Una maldición se escapó de los labios de Lucyfer al ser expulsado por la enorme cantidad de energía que Anahy ya no podía controlar. Él a la distancia y Ella en el centro de su propio poder. Sus ojos se encontraron, verde con amarillo. Ambos sabían lo que tenían que hacer. El viento comenzó a soplar con fuerza y los cabellos de ambos se elevaban al cielo y flameaban erráticamente. Lucyfer usando su espada como soporte, se pone de pie, sin dejar de mirar los ojos verdes de Anahy, sabía exactamente qué era lo que ella le iba a pedir. Negó lentamente mientras sus ojos se llenaban de lágrimas y el tiempo transcurría dolorosamente hasta el fin. "Hazlo…no existe otra manera…", fueron las palabras que se leyeron de sus labios.
― ¡No puedo hacerlo!―las lágrimas se le escaparon de los ojos, sujetó su pecho con fuerza, cerrando los dedos en un puño que comenzaba a blanquear sus nudillos―Por favor no me pidas algo así…tiene…debe de existe alguna otra manera…―su grito y sus sollozos se perdían con el ruido que hacía el universo al destrozarse lentamente.
"Te Amo"
Reunió todas sus fuerzas, todo su amor y toda su culpa en el filo de su espada.

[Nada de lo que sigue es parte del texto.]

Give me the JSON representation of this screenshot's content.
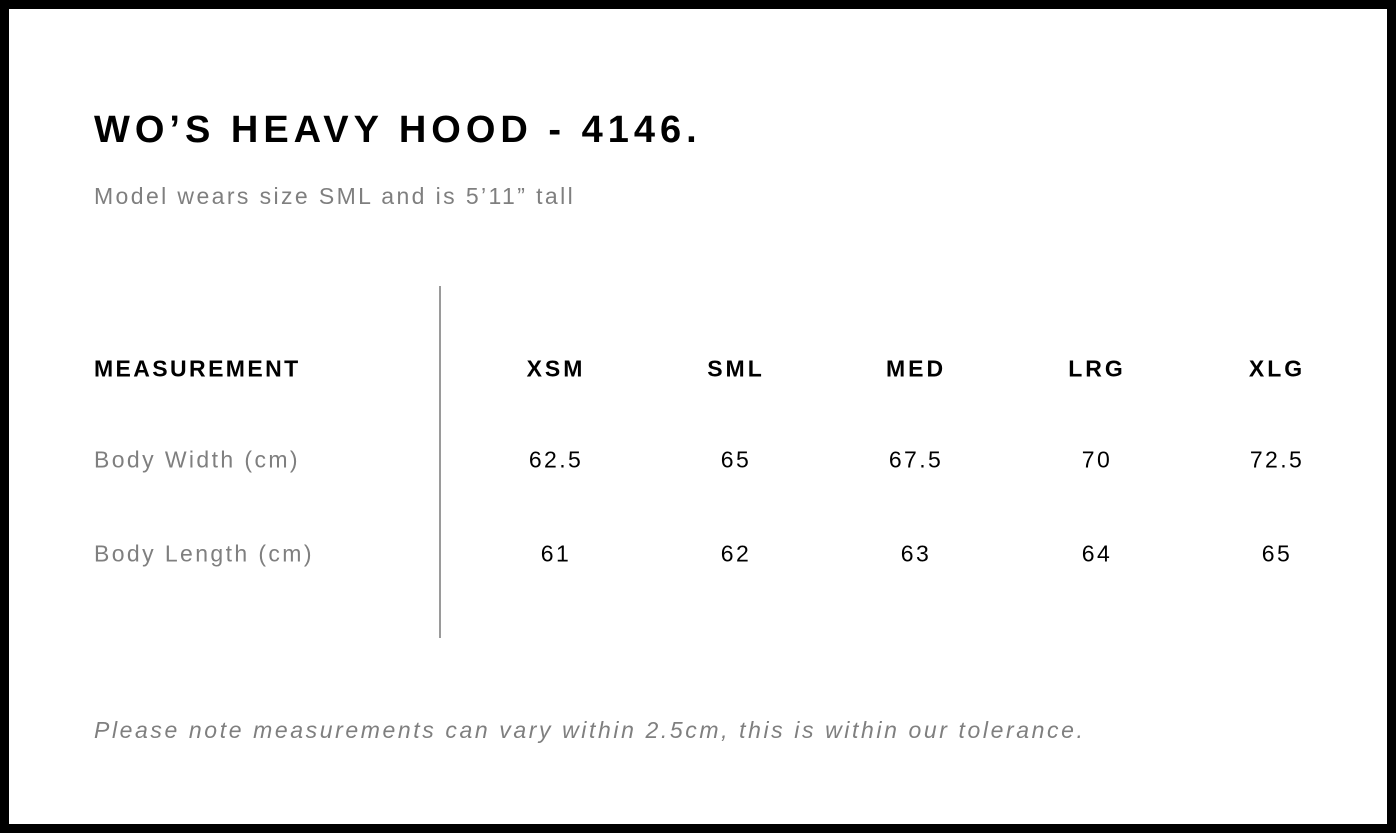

Dio un salto abriendo sus hermosas alas negras para dar el impulso necesario y con ello darle el fin a toda esta destrucción.
El viento quitaba las lágrimas de su rostro, como una dulce caricia que conducía a la muerte. La espada atravesó el cuerpo de la muchacha que cogía el rostro del ángel caído y le daba el último beso sangriento que podría darle. Su aliento se iba desvaneciendo en un río de sangre que caía del filo de su espada hasta sus manos y luego a la tierra.
Todo se detuvo. La tormenta comenzó a disiparse tan rápido a como inició, la tierra dejó de estremecerse bajo sus pies y cada elemento regresó a su curso natural.
Sus manos acariciaron su rostro ya sin vida mientras las gotas de tristeza caían en esa piel tan pálida ahora como el mármol. Su cuerpo se desfragmentaba en cientos de plumas doradas que se elevaron con un haz de luz para irse lentamente a manos de su creador. Estiró los dedos para alcanzar el último tacto con su energía. Se había quedado completamente solo, lo único que no sabía, era que a pesar de detener la destrucción un caos mayor se estaba formando en el mundo terrenal, un caos aún superior a cualquier otra cosa que nunca antes se haya vivido.
Lucyfer se puso de pie arrastrando su espada, su preciada Susjkale que había atravesado el cuerpo de la mujer que amó. Como si el tiempo no existiese, caminando lentamente kilómetros y kilómetros se dirigió a su castillo. Aquella enorme construcción con torres, catacumbas, cientos de habitaciones y muros secretos, llenos de sellos y armas con un poder realmente aterrador. Cruzó el foso de sangre por el camino de rocas que llevaba a la entrada principal. Caminó por un largo pasillo con muros de roca y piso marmoleado alumbrado por antorchas que colgaban por un sostenedor metálico empotrado a la roca con decoración de lirios en flor. El final del pasillo se abría en una enorme estancia con ventanales de al menos ocho metros cubiertos por un cortinaje rojizo que caía delicadamente casi rozando el suelo. En el punto de encuentro de las cortinas, se encontraba aquel trono oscuro con un enorme par de alas negras saliendo de su respaldo. Caminó hasta sentarse allí, mirando siempre fijo hacia aquella entrada, inamovible deseando en el profundo la muerte al sentirse completamente abandonado. Cerró los ojos y durmió por años en esa misma posición, en ese mismo lugar, sujetando la espada en su regazo, esperando que el mismo tiempo acabase por degradar su existencia hasta desaparecer por completo.